Following a blockbuster trade that sent D'Angelo Russell to Brooklyn ahead of the draft, the Lakers have some serious cap space available.

The Pacers now know for sure they won't be able to keep Paul George in the long term, so they've set about trying to get value for him via trade. There's no assurance George won't fall in love with his new team, especially if they go all the way to next year's NBA Finals.

Bird stepped down from the role this spring, seemingly paving the way for moving George. Each team has something that would interest the Pacers in a trade. "I'm really looking forward to next summer". The Cleveland Cavaliers reportedly have had trade discussions with IN, hoping a one-year rental on a championship-caliber roster could entice him to stay longer.
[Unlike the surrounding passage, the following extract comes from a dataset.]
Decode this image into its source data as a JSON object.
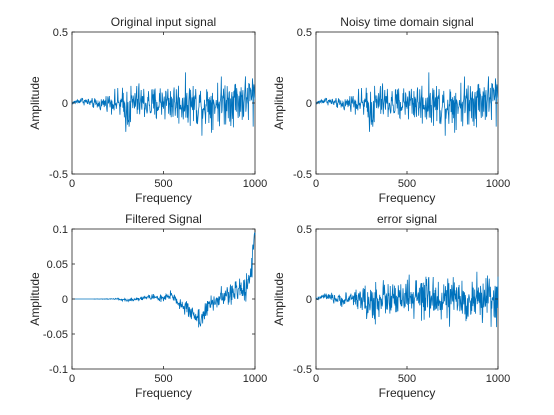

The other factor in play has to due with current Cavs' general manager David Griffin, whose contract expires on June 30. The Lakers are actively shopping the 27th, 28th overall picks in this years draft along with Jordan Clarkson, and/or Julius Randle.

George averaged 23.7 points, 6.6 rebounds, 3.3 assists and 1.6 steals this season, while shooting over 39 percent from 3-point territory.

National Basketball Association trade rumors are building steam a couple of days leading up to the National Basketball Association draft, with the Lakers being no exception. Because if they had given the yes in Sacramento, the Lakers would have gone directly to Paul George.